Given figure is a Quadrilateral.

What is Unknown?

Find \({\rm{m}}\angle P\,{\rm{ and}\, {m}}\angle S\)


Sum of the measures of all the interior angles of a quadrilateral is \(360^\circ\).

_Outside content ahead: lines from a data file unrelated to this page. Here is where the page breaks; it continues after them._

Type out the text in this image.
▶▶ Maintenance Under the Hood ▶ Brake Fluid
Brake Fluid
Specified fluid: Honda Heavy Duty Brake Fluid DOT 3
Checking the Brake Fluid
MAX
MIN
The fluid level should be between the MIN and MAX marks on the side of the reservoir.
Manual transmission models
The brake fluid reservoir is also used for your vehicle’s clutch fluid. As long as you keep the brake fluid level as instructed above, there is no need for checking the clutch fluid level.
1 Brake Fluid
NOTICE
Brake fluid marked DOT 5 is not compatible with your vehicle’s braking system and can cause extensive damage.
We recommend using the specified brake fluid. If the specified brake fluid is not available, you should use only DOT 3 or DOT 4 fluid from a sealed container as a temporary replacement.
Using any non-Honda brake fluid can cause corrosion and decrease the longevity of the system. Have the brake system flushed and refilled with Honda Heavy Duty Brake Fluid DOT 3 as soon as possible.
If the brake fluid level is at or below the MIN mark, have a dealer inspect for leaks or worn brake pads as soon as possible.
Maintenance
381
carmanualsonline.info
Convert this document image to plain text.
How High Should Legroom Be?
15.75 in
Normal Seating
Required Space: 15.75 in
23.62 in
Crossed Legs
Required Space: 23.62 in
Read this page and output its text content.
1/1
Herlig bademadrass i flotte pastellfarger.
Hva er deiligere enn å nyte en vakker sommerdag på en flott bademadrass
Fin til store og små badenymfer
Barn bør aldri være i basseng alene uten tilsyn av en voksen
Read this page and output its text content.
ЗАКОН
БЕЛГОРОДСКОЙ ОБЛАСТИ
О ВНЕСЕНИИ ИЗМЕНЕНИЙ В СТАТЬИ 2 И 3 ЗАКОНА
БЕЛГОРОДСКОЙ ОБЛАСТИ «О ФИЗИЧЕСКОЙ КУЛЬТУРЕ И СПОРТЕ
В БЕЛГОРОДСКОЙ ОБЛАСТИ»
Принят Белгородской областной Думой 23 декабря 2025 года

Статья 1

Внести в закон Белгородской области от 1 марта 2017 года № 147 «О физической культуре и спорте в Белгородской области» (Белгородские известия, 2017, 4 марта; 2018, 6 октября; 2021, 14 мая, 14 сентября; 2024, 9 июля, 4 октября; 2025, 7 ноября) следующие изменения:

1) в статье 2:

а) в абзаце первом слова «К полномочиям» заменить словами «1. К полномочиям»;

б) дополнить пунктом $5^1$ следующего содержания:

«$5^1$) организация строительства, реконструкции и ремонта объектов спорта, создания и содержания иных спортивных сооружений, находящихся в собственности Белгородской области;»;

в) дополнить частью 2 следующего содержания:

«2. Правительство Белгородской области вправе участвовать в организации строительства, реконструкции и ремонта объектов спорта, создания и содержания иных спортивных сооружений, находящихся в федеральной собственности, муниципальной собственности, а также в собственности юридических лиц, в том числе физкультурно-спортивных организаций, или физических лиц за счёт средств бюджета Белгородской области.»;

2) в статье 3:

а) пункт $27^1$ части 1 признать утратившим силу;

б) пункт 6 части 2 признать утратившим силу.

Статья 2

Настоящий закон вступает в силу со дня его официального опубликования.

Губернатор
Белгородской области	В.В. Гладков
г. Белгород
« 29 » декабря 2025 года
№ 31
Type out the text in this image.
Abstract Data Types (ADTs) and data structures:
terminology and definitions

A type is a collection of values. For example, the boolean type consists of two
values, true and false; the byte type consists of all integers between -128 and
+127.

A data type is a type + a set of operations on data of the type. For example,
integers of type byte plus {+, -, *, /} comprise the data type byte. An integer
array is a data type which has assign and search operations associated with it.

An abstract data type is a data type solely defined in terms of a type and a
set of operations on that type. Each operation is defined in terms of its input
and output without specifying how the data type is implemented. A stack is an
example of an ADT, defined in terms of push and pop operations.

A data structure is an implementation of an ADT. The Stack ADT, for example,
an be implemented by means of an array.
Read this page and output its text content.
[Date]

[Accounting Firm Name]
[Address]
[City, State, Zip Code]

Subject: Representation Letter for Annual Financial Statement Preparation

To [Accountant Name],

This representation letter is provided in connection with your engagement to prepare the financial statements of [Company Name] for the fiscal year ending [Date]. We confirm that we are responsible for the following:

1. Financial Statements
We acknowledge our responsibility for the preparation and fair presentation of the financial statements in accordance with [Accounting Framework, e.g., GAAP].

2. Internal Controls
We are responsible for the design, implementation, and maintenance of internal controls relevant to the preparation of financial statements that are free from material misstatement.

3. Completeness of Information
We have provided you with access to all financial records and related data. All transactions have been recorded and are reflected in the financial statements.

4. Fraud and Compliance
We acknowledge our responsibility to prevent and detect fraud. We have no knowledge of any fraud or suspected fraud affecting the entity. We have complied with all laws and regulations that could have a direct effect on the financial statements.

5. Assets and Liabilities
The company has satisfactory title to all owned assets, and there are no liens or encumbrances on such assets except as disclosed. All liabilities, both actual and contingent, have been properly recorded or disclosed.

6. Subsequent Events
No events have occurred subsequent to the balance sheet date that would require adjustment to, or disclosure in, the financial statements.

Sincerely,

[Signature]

Given \(SP\) is parallel \(RQ\) and \(SR\) is the traversal drawn to these lines. Hence,

\[\begin{align}\angle \text{S}+\angle \text{R}&={{180}^{\text{o}}}\\\angle \text{S}+{{90}^{\circ}}&={{180}^{\circ}}  \\\angle \text{S}&={{180}^{\circ}}-{{90}^{\circ}}  \\\angle \text{S}&={{90}^{\circ}}  \\

Using the angle sum property of a quadrilateral,

\[\begin{align}\angle \text{S}+\angle \text{P}+\angle \text{Q}+\angle \text{R}&={{360}^{\text{o}}} \\{{90}^{\text{o}}}+\angle \text{P}+{{130}^{\text{o}}}+{{90}^{\text{o}}}&={{360}^{\text{o}}} \\\angle \text{P}+{{310}^{\text{o}}}&={{360}^{\text{o}}} \\\angle \text{P}&\!\!=\!{{360}^{\text{o}}}\!\!-\!\!{{310}^{\text{o}}} \\\angle \text{P}&={{50}^{\text{o}}} \\\end{align}\]